Energy is one of the most difficult problems of living and working on the moon. Sunlight is not always available — especially near craters where permanent shadows might hide water ice. Batteries and solar panels may not be enough.
That’s where nuclear power comes in. While the U.S. has explored fission-based space reactors through its NASA Kilopower project, it’s Russia that has a long history of space-based nuclear systems, dating back to its Cold War-era satellite programs.
“Russia has a natural advantage when it comes to nuclear power plants, especially sending them into space,” said Wu Weiren, the chief designer of China’s lunar exploration program, in comments to Reuters. “It leads the world, it is ahead of the United States.”
China appears ready to adopt this capability. In a recent presentation in Shanghai, Pei Zhaoyu, deputy director of the China National Space Administration’s Lunar Exploration and Space Engineering Center, listed nuclear energy — alongside solar arrays and pipeline infrastructure — as part of the ILRS’s proposed energy grid.
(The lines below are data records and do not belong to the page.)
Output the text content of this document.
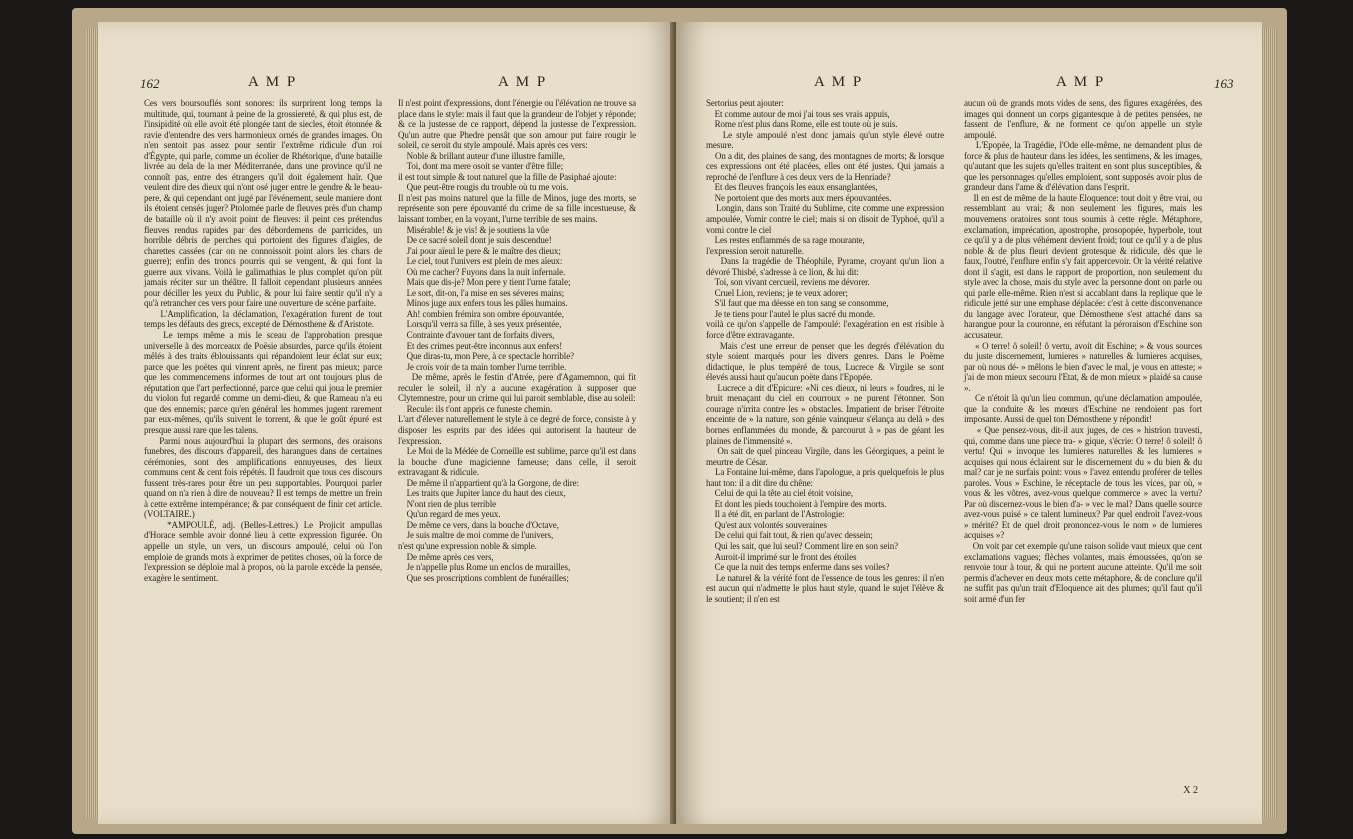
162	A M P	A M P
Ces vers boursouflés sont sonores: ils surprirent long temps la multitude, qui, tournant à peine de la grossiereté, & qui plus est, de l'insipidité où elle avoit été plongée tant de siecles, étoit étonnée & ravie d'entendre des vers harmonieux ornés de grandes images. On n'en sentoit pas assez pour sentir l'extrême ridicule d'un roi d'Égypte, qui parle, comme un écolier de Rhétorique, d'une bataille livrée au dela de la mer Méditerranée, dans une province qu'il ne connoît pas, entre des étrangers qu'il doit également haïr. Que veulent dire des dieux qui n'ont osé juger entre le gendre & le beau-pere, & qui cependant ont jugé par l'événement, seule maniere dont ils étoient censés juger? Ptolomée parle de fleuves près d'un champ de bataille où il n'y avoit point de fleuves: il peint ces prétendus fleuves rendus rapides par des débordemens de parricides, un horrible débris de perches qui portoient des figures d'aigles, de charettes cassées (car on ne connoissoit point alors les chars de guerre); enfin des troncs pourris qui se vengent, & qui font la guerre aux vivans. Voilà le galimathias le plus complet qu'on pût jamais réciter sur un théâtre. Il falloit cependant plusieurs années pour déciller les yeux du Public, & pour lui faire sentir qu'il n'y a qu'à retrancher ces vers pour faire une ouverture de scène parfaite.
L'Amplification, la déclamation, l'exagération furent de tout temps les défauts des grecs, excepté de Démosthene & d'Aristote.
Le temps même a mis le sceau de l'approbation presque universelle à des morceaux de Poësie absurdes, parce qu'ils étoient mêlés à des traits éblouissants qui répandoient leur éclat sur eux; parce que les poëtes qui vinrent après, ne firent pas mieux; parce que les commencemens informes de tout art ont toujours plus de réputation que l'art perfectionné, parce que celui qui joua le premier du violon fut regardé comme un demi-dieu, & que Rameau n'a eu que des ennemis; parce qu'en général les hommes jugent rarement par eux-mêmes, qu'ils suivent le torrent, & que le goût épuré est presque aussi rare que les talens.
Parmi nous aujourd'hui la plupart des sermons, des oraisons funebres, des discours d'appareil, des harangues dans de certaines cérémonies, sont des amplifications ennuyeuses, des lieux communs cent & cent fois répétés. Il faudroit que tous ces discours fussent très-rares pour être un peu supportables. Pourquoi parler quand on n'a rien à dire de nouveau? Il est temps de mettre un frein à cette extrême intempérance; & par conséquent de finir cet article. (VOLTAIRE.)
*AMPOULÉ, adj. (Belles-Lettres.) Le Projicit ampullas d'Horace semble avoir donné lieu à cette expression figurée. On appelle un style, un vers, un discours ampoulé, celui où l'on emploie de grands mots à exprimer de petites choses, où la force de l'expression se déploie mal à propos, où la parole excède la pensée, exagère le sentiment.
Il n'est point d'expressions, dont l'énergie ou l'élévation ne trouve sa place dans le style: mais il faut que la grandeur de l'objet y réponde; & ce la justesse de ce rapport, dépend la justesse de l'expression. Qu'un autre que Phedre pensât que son amour put faire rougir le soleil, ce seroit du style ampoulé. Mais après ces vers:
Noble & brillant auteur d'une illustre famille,
Toi, dont ma mere osoit se vanter d'être fille;
il est tout simple & tout naturel que la fille de Pasiphaé ajoute:
Que peut-être rougis du trouble où tu me vois.
Il n'est pas moins naturel que la fille de Minos, juge des morts, se représente son pere épouvanté du crime de sa fille incestueuse, & laissant tomber, en la voyant, l'urne terrible de ses mains.
Misérable! & je vis! & je soutiens la vûe
De ce sacré soleil dont je suis descendue!
J'ai pour aïeul le pere & le maître des dieux;
Le ciel, tout l'univers est plein de mes aïeux:
Où me cacher? Fuyons dans la nuit infernale.
Mais que dis-je? Mon pere y tient l'urne fatale;
Le sort, dit-on, l'a mise en ses séveres mains;
Minos juge aux enfers tous les pâles humains.
Ah! combien frémira son ombre épouvantée,
Lorsqu'il verra sa fille, à ses yeux présentée,
Contrainte d'avouer tant de forfaits divers,
Et des crimes peut-être inconnus aux enfers!
Que diras-tu, mon Pere, à ce spectacle horrible?
Je crois voir de ta main tomber l'urne terrible.
De même, après le festin d'Atrée, pere d'Agamemnon, qui fit reculer le soleil, il n'y a aucune exagération à supposer que Clytemnestre, pour un crime qui lui paroit semblable, dise au soleil:
Recule: ils t'ont appris ce funeste chemin.
L'art d'élever naturellement le style à ce degré de force, consiste à y disposer les esprits par des idées qui autorisent la hauteur de l'expression.
Le Moi de la Médée de Corneille est sublime, parce qu'il est dans la bouche d'une magicienne fameuse; dans celle, il seroit extravagant & ridicule.
De même il n'appartient qu'à la Gorgone, de dire:
Les traits que Jupiter lance du haut des cieux,
N'ont rien de plus terrible
Qu'un regard de mes yeux.
De même ce vers, dans la bouche d'Octave,
Je suis maître de moi comme de l'univers,
n'est qu'une expression noble & simple.
De même après ces vers,
Je n'appelle plus Rome un enclos de murailles,
Que ses proscriptions comblent de funérailles;
A M P	A M P	163
Sertorius peut ajouter:
Et comme autour de moi j'ai tous ses vrais appuis,
Rome n'est plus dans Rome, elle est toute où je suis.
Le style ampoulé n'est donc jamais qu'un style élevé outre mesure.
On a dit, des plaines de sang, des montagnes de morts; & lorsque ces expressions ont été placées, elles ont été justes. Qui jamais a reproché de l'enflure à ces deux vers de la Henriade?
Et des fleuves françois les eaux ensanglantées,
Ne portoient que des morts aux mers épouvantées.
Longin, dans son Traité du Sublime, cite comme une expression ampoulée, Vomir contre le ciel; mais si on disoit de Typhoé, qu'il a vomi contre le ciel
Les restes enflammés de sa rage mourante,
l'expression seroit naturelle.
Dans la tragédie de Théophile, Pyrame, croyant qu'un lion a dévoré Thisbé, s'adresse à ce lion, & lui dit:
Toi, son vivant cercueil, reviens me dévorer.
Cruel Lion, reviens; je te veux adorer;
S'il faut que ma déesse en ton sang se consomme,
Je te tiens pour l'autel le plus sacré du monde.
voilà ce qu'on s'appelle de l'ampoulé: l'exagération en est risible à force d'être extravagante.
Mais c'est une erreur de penser que les degrés d'élévation du style soient marqués pour les divers genres. Dans le Poëme didactique, le plus tempéré de tous, Lucrece & Virgile se sont élevés aussi haut qu'aucun poëte dans l'Epopée.
Lucrece a dit d'Epicure: «Ni ces dieux, ni leurs » foudres, ni le bruit menaçant du ciel en courroux » ne purent l'étonner. Son courage n'irrita contre les » obstacles. Impatient de briser l'étroite enceinte de » la nature, son génie vainqueur s'élança au delà » des bornes enflammées du monde, & parcourut à » pas de géant les plaines de l'immensité ».
On sait de quel pinceau Virgile, dans les Géorgiques, a peint le meurtre de César.
La Fontaine lui-même, dans l'apologue, a pris quelquefois le plus haut ton: il a dit dire du chêne:
Celui de qui la tête au ciel étoit voisine,
Et dont les pieds touchoient à l'empire des morts.
Il a été dit, en parlant de l'Astrologie:
Qu'est aux volontés souveraines
De celui qui fait tout, & rien qu'avec dessein;
Qui les sait, que lui seul? Comment lire en son sein?
Auroit-il imprimé sur le front des étoiles
Ce que la nuit des temps enferme dans ses voiles?
Le naturel & la vérité font de l'essence de tous les genres: il n'en est aucun qui n'admette le plus haut style, quand le sujet l'élève & le soutient; il n'en est
aucun où de grands mots vides de sens, des figures exagérées, des images qui donnent un corps gigantesque à de petites pensées, ne fassent de l'enflure, & ne forment ce qu'on appelle un style ampoulé.
L'Epopée, la Tragédie, l'Ode elle-même, ne demandent plus de force & plus de hauteur dans les idées, les sentimens, & les images, qu'autant que les sujets qu'elles traitent en sont plus susceptibles, & que les personnages qu'elles emploient, sont supposés avoir plus de grandeur dans l'ame & d'élévation dans l'esprit.
Il en est de même de la haute Eloquence: tout doit y être vrai, ou ressemblant au vrai; & non seulement les figures, mais les mouvemens oratoires sont tous soumis à cette règle. Métaphore, exclamation, imprécation, apostrophe, prosopopée, hyperbole, tout ce qu'il y a de plus véhément devient froid; tout ce qu'il y a de plus noble & de plus fleuri devient grotesque & ridicule, dès que le faux, l'outré, l'enflure enfin s'y fait appercevoir. Or la vérité relative dont il s'agit, est dans le rapport de proportion, non seulement du style avec la chose, mais du style avec la personne dont on parle ou qui parle elle-même. Rien n'est si accablant dans la replique que le ridicule jetté sur une emphase déplacée: c'est à cette disconvenance du langage avec l'orateur, que Démosthene s'est attaché dans sa harangue pour la couronne, en réfutant la péroraison d'Eschine son accusateur.
« O terre! ô soleil! ô vertu, avoit dit Eschine; » & vous sources du juste discernement, lumieres » naturelles & lumieres acquises, par où nous dé- » mêlons le bien d'avec le mal, je vous en atteste; » j'ai de mon mieux secouru l'Etat, & de mon mieux » plaidé sa cause ».
Ce n'étoit là qu'un lieu commun, qu'une déclamation ampoulée, que la conduite & les mœurs d'Eschine ne rendoient pas fort imposante. Aussi de quel ton Démosthene y répondit!
« Que pensez-vous, dit-il aux juges, de ces » histrion travesti, qui, comme dans une piece tra- » gique, s'écrie: O terre! ô soleil! ô vertu! Qui » invoque les lumieres naturelles & les lumieres » acquises qui nous éclairent sur le discernement du » du bien & du mal? car je ne surfais point: vous » l'avez entendu proférer de telles paroles. Vous » Eschine, le réceptacle de tous les vices, par où, » vous & les vôtres, avez-vous quelque commerce » avec la vertu? Par où discernez-vous le bien d'a- » vec le mal? Dans quelle source avez-vous puisé » ce talent lumineux? Par quel endroit l'avez-vous » mérité? Et de quel droit prononcez-vous le nom » de lumieres acquises »?
On voit par cet exemple qu'une raison solide vaut mieux que cent exclamations vagues; flèches volantes, mais émoussées, qu'on se renvoie tour à tour, & qui ne portent aucune atteinte. Qu'il me soit permis d'achever en deux mots cette métaphore, & de conclure qu'il ne suffit pas qu'un trait d'Eloquence ait des plumes; qu'il faut qu'il soit armé d'un fer
X 2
If successful, this would be the first nuclear reactor ever deployed on another celestial body. It would power not only research instruments, but also heating systems, communication networks, and rovers exploring the moon’s icy terrain.
Politics Beyond Earth
The timing of the announcement is not accidental.
Just days earlier, the Trump administration released its proposed 2026 budget, which includes a plan to cancel NASA’s Gateway lunar space station — a cornerstone of Artemis. That decision has cast uncertainty over NASA’s broader moon strategy, which already faces delays. Artemis III, once planned for 2025, is now expected to launch in 2027 at the earliest.
Meanwhile, China’s lunar program is surging forward. In 2024, the Chang’e-6 mission made history by becoming the first to return samples from the far side of the moon — a feat no other country has achieved. Chinese state media hailed the sample return as “an unprecedented feat in human lunar exploration history.”
The ILRS, though initially discussed in 2017, gained momentum after Russia’s 2022 invasion of Ukraine isolated it from many Western space partnerships. With Roscosmos increasingly cut off from U.S. and European space technology, China has stepped in as a critical partner, providing not just political support but also technical capabilities.
The deepening “no limits” alliance has alarmed some observers. “The moon is becoming a new theater of geopolitical competition,” said one European analyst following the ILRS developments. And unlike earlier space ventures, this one may not be driven solely by science.
The moon is believed to contain valuable resources — including rare Earth metals, oxygen-rich regolith, and helium-3, a potential fuel for future fusion reactors. While the 1967 Outer Space Treaty bans nations from claiming sovereignty over celestial bodies, the race to extract lunar resources is heating up, and legal interpretations vary.
What Comes Next?
Construction of the ILRS will begin in earnest after 2028. By 2035, if timelines hold, a basic outpost with robotic systems and nuclear power should be in place. From there, the plan expands: more modules, more countries, and — eventually — crewed missions.
NASA, for its part, still hopes to land astronauts on the moon before China. But with its funding in question and delays piling up, the momentum may be shifting.